Rllib custom env

Hi, i’m wondering if there is any way to add a custom wrapper around the procgen/gym env. I know there is already a wrapper being used but we are not able to access that in submissions. Specifically I want to be able to process the observations before they are sent to model in ‘input_dict’

2 Likes

Hello @bob_wei

You can use a custom preprocessor for this.

1 Like

Hi @jyotish thanks for the reply. I don’t think I was specific enough, but do you know of a better way to access multiple frames across time? (e.g. for stacking frames). I have tried using an rnn state based approach to do this but inference performance and memory usage is not terrible.

1 Like

Is it possible to use my own wrapper during training, but default environment during evaluation?
It would be great!

Hello @bob_wei @Mckiev

We added support for using wrappers. Please give it a try. https://github.com/AIcrowd/neurips2020-procgen-starter-kit/tree/master/envs

2 Likes

Thanks @jyotish for the help! In this case, I guess the evaluation wrapper will still be the default one however?

Hello @bob_wei

Yes, the base env should be the ProcgenEnvWrapper provided in the starter kit. You can use any gym wrapper on top of this. If you use the env from gym.make instead of ProcgenEnvWrapper, the rollouts will fail.
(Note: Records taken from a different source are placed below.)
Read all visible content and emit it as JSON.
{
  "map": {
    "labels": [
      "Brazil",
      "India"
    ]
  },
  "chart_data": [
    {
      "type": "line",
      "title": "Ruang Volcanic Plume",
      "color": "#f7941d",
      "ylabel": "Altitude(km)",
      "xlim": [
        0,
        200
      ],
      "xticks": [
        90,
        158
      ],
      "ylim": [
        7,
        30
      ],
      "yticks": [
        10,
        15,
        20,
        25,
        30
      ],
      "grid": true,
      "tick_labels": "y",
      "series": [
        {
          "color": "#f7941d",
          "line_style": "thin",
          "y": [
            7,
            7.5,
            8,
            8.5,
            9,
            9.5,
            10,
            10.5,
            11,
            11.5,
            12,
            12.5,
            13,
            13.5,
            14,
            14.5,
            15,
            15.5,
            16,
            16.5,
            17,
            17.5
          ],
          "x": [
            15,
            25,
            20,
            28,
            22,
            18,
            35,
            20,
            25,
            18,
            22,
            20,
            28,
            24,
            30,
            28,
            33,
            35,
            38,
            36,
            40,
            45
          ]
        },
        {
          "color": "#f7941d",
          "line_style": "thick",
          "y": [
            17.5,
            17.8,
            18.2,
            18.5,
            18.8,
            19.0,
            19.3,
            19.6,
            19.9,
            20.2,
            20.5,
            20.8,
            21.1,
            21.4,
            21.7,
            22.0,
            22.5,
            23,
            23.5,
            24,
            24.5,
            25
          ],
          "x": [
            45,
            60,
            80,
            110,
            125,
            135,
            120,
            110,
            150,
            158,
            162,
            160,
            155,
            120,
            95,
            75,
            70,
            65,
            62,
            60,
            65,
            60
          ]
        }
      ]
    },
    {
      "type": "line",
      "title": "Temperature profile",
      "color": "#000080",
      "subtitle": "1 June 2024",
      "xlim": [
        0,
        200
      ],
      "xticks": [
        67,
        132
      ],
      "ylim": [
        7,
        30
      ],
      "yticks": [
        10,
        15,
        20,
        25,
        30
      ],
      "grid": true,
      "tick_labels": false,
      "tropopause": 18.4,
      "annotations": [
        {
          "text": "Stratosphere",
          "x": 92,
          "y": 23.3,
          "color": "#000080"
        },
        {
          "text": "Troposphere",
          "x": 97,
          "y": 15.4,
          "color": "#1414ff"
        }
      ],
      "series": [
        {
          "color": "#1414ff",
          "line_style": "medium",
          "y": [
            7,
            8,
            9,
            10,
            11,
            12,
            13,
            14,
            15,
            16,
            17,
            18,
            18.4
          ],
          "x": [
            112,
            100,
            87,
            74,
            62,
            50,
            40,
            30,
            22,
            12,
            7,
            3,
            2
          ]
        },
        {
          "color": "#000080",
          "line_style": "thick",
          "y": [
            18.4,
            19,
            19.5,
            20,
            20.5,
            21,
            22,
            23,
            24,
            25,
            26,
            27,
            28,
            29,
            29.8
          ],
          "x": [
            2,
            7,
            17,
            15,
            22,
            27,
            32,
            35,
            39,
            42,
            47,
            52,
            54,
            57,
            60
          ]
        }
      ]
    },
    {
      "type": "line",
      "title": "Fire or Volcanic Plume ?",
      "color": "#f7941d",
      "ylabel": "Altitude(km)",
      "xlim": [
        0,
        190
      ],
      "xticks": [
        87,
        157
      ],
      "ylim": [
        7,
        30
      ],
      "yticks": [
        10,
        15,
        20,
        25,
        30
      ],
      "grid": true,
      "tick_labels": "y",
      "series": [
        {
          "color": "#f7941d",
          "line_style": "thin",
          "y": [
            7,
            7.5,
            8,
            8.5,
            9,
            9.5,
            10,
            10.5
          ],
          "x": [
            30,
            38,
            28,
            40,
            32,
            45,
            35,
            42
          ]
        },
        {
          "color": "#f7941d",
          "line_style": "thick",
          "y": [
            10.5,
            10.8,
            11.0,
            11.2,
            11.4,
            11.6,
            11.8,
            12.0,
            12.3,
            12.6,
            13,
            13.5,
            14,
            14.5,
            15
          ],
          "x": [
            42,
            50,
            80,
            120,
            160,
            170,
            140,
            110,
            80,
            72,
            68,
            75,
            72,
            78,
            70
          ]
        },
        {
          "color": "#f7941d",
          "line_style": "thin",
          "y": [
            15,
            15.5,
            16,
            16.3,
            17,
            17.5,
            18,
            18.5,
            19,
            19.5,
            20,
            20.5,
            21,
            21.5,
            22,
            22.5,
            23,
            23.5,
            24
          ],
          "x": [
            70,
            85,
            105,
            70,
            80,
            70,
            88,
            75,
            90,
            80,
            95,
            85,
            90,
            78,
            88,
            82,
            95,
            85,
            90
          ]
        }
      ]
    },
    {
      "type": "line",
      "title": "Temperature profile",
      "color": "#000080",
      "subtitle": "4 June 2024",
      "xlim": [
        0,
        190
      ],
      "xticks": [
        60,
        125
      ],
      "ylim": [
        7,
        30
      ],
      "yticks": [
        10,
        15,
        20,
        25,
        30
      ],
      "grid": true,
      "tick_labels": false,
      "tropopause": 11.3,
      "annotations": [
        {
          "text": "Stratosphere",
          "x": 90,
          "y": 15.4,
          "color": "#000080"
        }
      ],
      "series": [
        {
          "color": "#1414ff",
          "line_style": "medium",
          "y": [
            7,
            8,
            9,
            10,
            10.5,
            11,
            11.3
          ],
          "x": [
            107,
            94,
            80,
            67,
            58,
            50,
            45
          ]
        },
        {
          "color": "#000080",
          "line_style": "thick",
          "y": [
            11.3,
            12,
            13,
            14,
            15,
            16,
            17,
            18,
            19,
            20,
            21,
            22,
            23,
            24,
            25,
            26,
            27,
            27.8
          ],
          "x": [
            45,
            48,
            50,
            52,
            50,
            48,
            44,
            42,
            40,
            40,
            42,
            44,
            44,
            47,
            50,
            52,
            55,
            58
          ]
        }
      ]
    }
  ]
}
Just to confirm, I understood correctly, since you provided the FrameStack wrapper as an example: in case the default ProcgenEnvWrapper would be used at evaluation, the evaluation must fail because of the changed observation shape, correct?

Hello @Mckiev

I’m not sure if I understood that right. We will use the same env for training and rollouts. The requirements from our side are

  • The base env you use should be the env returned by ProcgenEnvWrapper rather than the one you get from gym.make.
  • The wrapper that you use should extend gym.Wrapper class (in case you are writing one on your own).

Right way to use custom wrappers:

registry.register_env(
    "my_custom_env",
    lambda config: MyWrapper(ProcgenEnvWrapper(config))
)

Wrong way to use custom wrappers:

registry.register_env(
    "my_custom_env",
    lambda config: MyWrapper(gym.make("procgen:procgen-coinrun-v0", **config))
)

During the evaluation (both training and rollouts), we will use the env with your custom wrapper (if any).
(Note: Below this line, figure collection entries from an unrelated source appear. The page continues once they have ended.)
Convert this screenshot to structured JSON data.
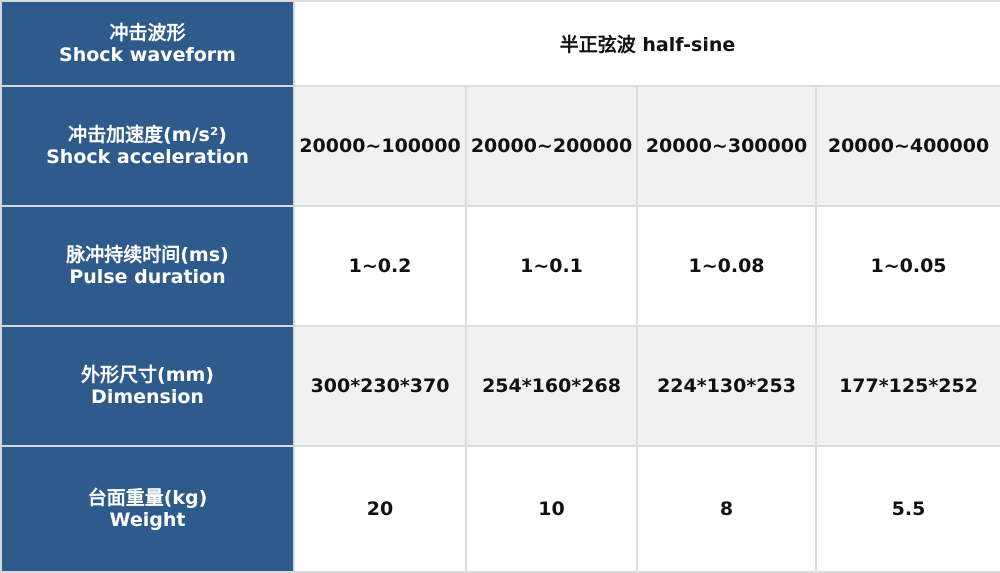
{
  "rows": [
    {
      "label_cn": "冲击波形",
      "label_en": "Shock waveform",
      "values": [
        "半正弦波  half-sine"
      ]
    },
    {
      "label_cn": "冲击加速度(m/s²)",
      "label_en": "Shock acceleration",
      "values": [
        "20000~100000",
        "20000~200000",
        "20000~300000",
        "20000~400000"
      ]
    },
    {
      "label_cn": "脉冲持续时间(ms)",
      "label_en": "Pulse duration",
      "values": [
        "1~0.2",
        "1~0.1",
        "1~0.08",
        "1~0.05"
      ]
    },
    {
      "label_cn": "外形尺寸(mm)",
      "label_en": "Dimension",
      "values": [
        "300*230*370",
        "254*160*268",
        "224*130*253",
        "177*125*252"
      ]
    },
    {
      "label_cn": "台面重量(kg)",
      "label_en": "Weight",
      "values": [
        "20",
        "10",
        "8",
        "5.5"
      ]
    }
  ],
  "colors": {
    "header_bg": "#2f5a8c",
    "alt_row_bg": "#f1f1f1"
  }
}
If you have a more complex use case (like you need to pass some custom env variables but they should not be passed to the base env),

def create_my_custom_env(config):
    my_var = config.pop("my_var")
    env = ProcgenEnvWrapper(config)
    env = MyWrapper(env, my_var)
    return env

registry.register_env(
    "my_custom_env", create_my_custom_env
)

I hope this covers what you wanted to know.

1 Like

Oh, okay, now it’s clear!

Instead I thought you answered “yes” to the following question :

Why training with one wrapper and evaluating with another may be useful, is when for example I want to add random noize to observations during training, but then don’t apply noize during evaluation.

I don’t think current config that is passed to env constructor specifies whether it’s a training or evaluation environment, correct?
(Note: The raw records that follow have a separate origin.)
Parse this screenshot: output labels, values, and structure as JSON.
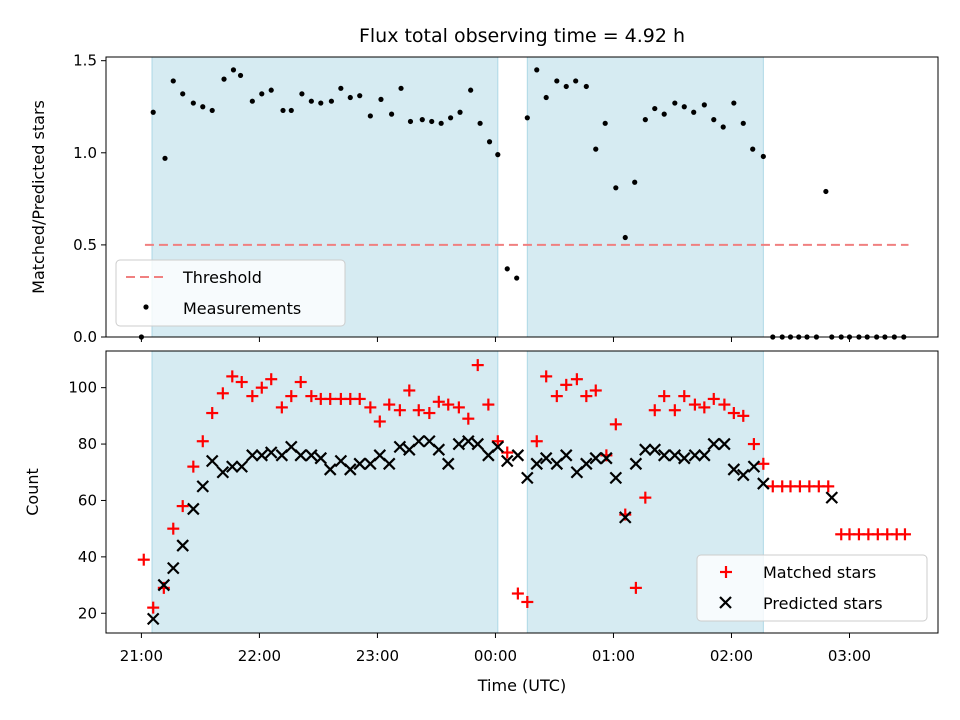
{
  "colors": {
    "shade": "#add8e6",
    "threshold": "#f08080",
    "measurement": "#000000",
    "matched": "#ff0000",
    "predicted": "#000000"
  },
  "chart_data": {
    "type": "scatter",
    "title": "Flux total observing time = 4.92 h",
    "xlabel": "Time (UTC)",
    "x_ticks": [
      "21:00",
      "22:00",
      "23:00",
      "00:00",
      "01:00",
      "02:00",
      "03:00"
    ],
    "x_range_hours": [
      20.7,
      27.75
    ],
    "shaded_intervals_hours": [
      [
        21.09,
        24.02
      ],
      [
        24.27,
        26.27
      ]
    ],
    "panels": [
      {
        "ylabel": "Matched/Predicted stars",
        "ylim": [
          0,
          1.52
        ],
        "yticks": [
          "0.0",
          "0.5",
          "1.0",
          "1.5"
        ],
        "ytick_values": [
          0,
          0.5,
          1.0,
          1.5
        ],
        "legend": {
          "position": "lower-left",
          "threshold_label": "Threshold",
          "measurements_label": "Measurements"
        },
        "threshold": {
          "value": 0.5,
          "x_range": [
            21.03,
            27.5
          ]
        },
        "measurements": {
          "x": [
            21.0,
            21.1,
            21.2,
            21.27,
            21.35,
            21.44,
            21.52,
            21.6,
            21.7,
            21.78,
            21.84,
            21.94,
            22.02,
            22.1,
            22.2,
            22.27,
            22.36,
            22.44,
            22.52,
            22.61,
            22.69,
            22.77,
            22.85,
            22.94,
            23.03,
            23.12,
            23.2,
            23.28,
            23.38,
            23.46,
            23.54,
            23.62,
            23.7,
            23.79,
            23.87,
            23.95,
            24.02,
            24.1,
            24.18,
            24.27,
            24.35,
            24.43,
            24.52,
            24.6,
            24.68,
            24.77,
            24.85,
            24.93,
            25.02,
            25.1,
            25.18,
            25.27,
            25.35,
            25.43,
            25.52,
            25.6,
            25.68,
            25.77,
            25.85,
            25.93,
            26.02,
            26.1,
            26.18,
            26.27,
            26.35,
            26.43,
            26.5,
            26.57,
            26.64,
            26.72,
            26.8,
            26.85,
            26.93,
            27.0,
            27.08,
            27.15,
            27.23,
            27.3,
            27.38,
            27.46
          ],
          "y": [
            0.0,
            1.22,
            0.97,
            1.39,
            1.32,
            1.27,
            1.25,
            1.23,
            1.4,
            1.45,
            1.42,
            1.28,
            1.32,
            1.34,
            1.23,
            1.23,
            1.32,
            1.28,
            1.27,
            1.28,
            1.35,
            1.3,
            1.31,
            1.2,
            1.29,
            1.21,
            1.35,
            1.17,
            1.18,
            1.17,
            1.16,
            1.19,
            1.22,
            1.34,
            1.16,
            1.06,
            0.99,
            0.37,
            0.32,
            1.19,
            1.45,
            1.3,
            1.39,
            1.36,
            1.39,
            1.36,
            1.02,
            1.16,
            0.81,
            0.54,
            0.84,
            1.18,
            1.24,
            1.21,
            1.27,
            1.25,
            1.22,
            1.26,
            1.18,
            1.14,
            1.27,
            1.16,
            1.02,
            0.98,
            0.0,
            0.0,
            0.0,
            0.0,
            0.0,
            0.0,
            0.79,
            0.0,
            0.0,
            0.0,
            0.0,
            0.0,
            0.0,
            0.0,
            0.0,
            0.0
          ]
        }
      },
      {
        "ylabel": "Count",
        "ylim": [
          13,
          113
        ],
        "yticks": [
          "20",
          "40",
          "60",
          "80",
          "100"
        ],
        "ytick_values": [
          20,
          40,
          60,
          80,
          100
        ],
        "legend": {
          "position": "lower-right",
          "matched_label": "Matched stars",
          "predicted_label": "Predicted stars"
        },
        "matched": {
          "x": [
            21.02,
            21.1,
            21.19,
            21.27,
            21.35,
            21.44,
            21.52,
            21.6,
            21.69,
            21.77,
            21.85,
            21.94,
            22.02,
            22.1,
            22.19,
            22.27,
            22.35,
            22.44,
            22.52,
            22.6,
            22.69,
            22.77,
            22.85,
            22.94,
            23.02,
            23.1,
            23.19,
            23.27,
            23.35,
            23.44,
            23.52,
            23.6,
            23.69,
            23.77,
            23.85,
            23.94,
            24.02,
            24.1,
            24.19,
            24.27,
            24.35,
            24.43,
            24.52,
            24.6,
            24.69,
            24.77,
            24.85,
            24.94,
            25.02,
            25.1,
            25.19,
            25.27,
            25.35,
            25.43,
            25.52,
            25.6,
            25.69,
            25.77,
            25.85,
            25.94,
            26.02,
            26.1,
            26.19,
            26.27,
            26.35,
            26.43,
            26.5,
            26.58,
            26.66,
            26.74,
            26.82,
            26.93,
            27.0,
            27.08,
            27.16,
            27.24,
            27.32,
            27.4,
            27.47
          ],
          "y": [
            39,
            22,
            29,
            50,
            58,
            72,
            81,
            91,
            98,
            104,
            102,
            97,
            100,
            103,
            93,
            97,
            102,
            97,
            96,
            96,
            96,
            96,
            96,
            93,
            88,
            94,
            92,
            99,
            92,
            91,
            95,
            94,
            93,
            89,
            108,
            94,
            81,
            77,
            27,
            24,
            81,
            104,
            97,
            101,
            103,
            97,
            99,
            76,
            87,
            55,
            29,
            61,
            92,
            97,
            92,
            97,
            94,
            93,
            96,
            94,
            91,
            90,
            80,
            73,
            65,
            65,
            65,
            65,
            65,
            65,
            65,
            48,
            48,
            48,
            48,
            48,
            48,
            48,
            48
          ]
        },
        "predicted": {
          "x": [
            21.1,
            21.19,
            21.27,
            21.35,
            21.44,
            21.52,
            21.6,
            21.69,
            21.77,
            21.85,
            21.94,
            22.02,
            22.1,
            22.19,
            22.27,
            22.35,
            22.44,
            22.52,
            22.6,
            22.69,
            22.77,
            22.85,
            22.94,
            23.02,
            23.1,
            23.19,
            23.27,
            23.35,
            23.44,
            23.52,
            23.6,
            23.69,
            23.77,
            23.85,
            23.94,
            24.02,
            24.1,
            24.19,
            24.27,
            24.35,
            24.43,
            24.52,
            24.6,
            24.69,
            24.77,
            24.85,
            24.94,
            25.02,
            25.1,
            25.19,
            25.27,
            25.35,
            25.43,
            25.52,
            25.6,
            25.69,
            25.77,
            25.85,
            25.94,
            26.02,
            26.1,
            26.19,
            26.27,
            26.85
          ],
          "y": [
            18,
            30,
            36,
            44,
            57,
            65,
            74,
            70,
            72,
            72,
            76,
            76,
            77,
            76,
            79,
            76,
            76,
            75,
            71,
            74,
            71,
            73,
            73,
            76,
            73,
            79,
            78,
            81,
            81,
            78,
            73,
            80,
            81,
            80,
            76,
            79,
            74,
            76,
            68,
            73,
            75,
            73,
            76,
            70,
            73,
            75,
            75,
            68,
            54,
            73,
            78,
            78,
            76,
            76,
            75,
            76,
            76,
            80,
            80,
            71,
            69,
            72,
            66,
            61
          ]
        }
      }
    ]
  }
}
Has anyone found out a way to do what Anton asked? Is it possible for the evaluators to add a field in the “env_config:” part of the yaml configuration that says is_training: true or false? I remember trying some trickery in the warm up round by modifying run.sh but I don’t think it worked and I gave up on that idea.

If we use frameskip, does the framework count the number of frames in the right way?

For example, if we use frame_skip=2, the number of interactions between the agent and environment is 8e6/2=4e6 when using only 8M frames. If we use the standard configuration which set timesteps_total=8000000, will this stop correctly?

Hello @tim_whitaker @anton_makiievskyi

We are passing a rollout flag in env_config. During the training phase we set this to rollout = False and during the rollouts, this will be set to rollout = True.

2 Likes

Thanks @jyotish. So can you confirm the config looks like this?

config:
    env_config:
        env_name: coinrun
        num_levels: 0
        start_level: 0
        paint_vel_info: False
        use_generated_assets: False
        distribution_mode: easy
        center_agent: True
        use_sequential_levels: False
        use_backgrounds: True
        restrict_themes: False
        use_monochrome_assets: False
        rollout: False
...

Can you post a quick example of where we could access in an env wrapper? I was trying something like what you posted above, but could not get it to work:

def create_env(config):
    rollout = config.pop("rollout")
    procgen = ProcgenEnvWrapper(config)
    env = MyWrapper(procgen, rollout)
    return env

registry.register_env(
    "my_wrapper", create_env,
)

Ray/rllib appears to call my create_env() function more than once and errors out because the rollout key was popped.

@tim_whitaker Copy the config instead of popping the value directly, python is implicitly is having a “pass by reference” on the config.

2 Likes

Ah of course. That makes sense. Thanks @dipam_chakraborty.

This kind of points out a sort of loophole though, the env config can be modified from a wrapper (for example setting num_levels or changing other keys), which should be against competition rules. I think the organizers should explicitly mention this in the rules, else we could probably use “paint_vel_info” like the last round, though I don’t want to waste a submission to try it.

Hello @dipam_chakraborty

Thanks for sharing your thoughts. This is the reason why we want the participants to use ProcgenEnvWrapper. The evaluation env_config shared in the other post will be forced at the base env used in your wrapper. So, it is not possible to override the config that we set using a wrapper.

Hi @jyotish

Could you please answer my above question?

If we use frameskip, does the framework count the number of frames in the right way?
For example, if we use frame_skip=2 , the number of interactions between the agent and environment is 8e6/2=4e6 when using only 8M frames. If we use the standard configuration which set timesteps_total=8000000 , will this stop correctly?

It probably will not. Rllib counts the steps based on the counter in each worker, which operates on the outmost wrapper of the environment. It’s also pretty easy to go over this number if implementing a custom trainer, so one must take care to not go over it.

2 Likes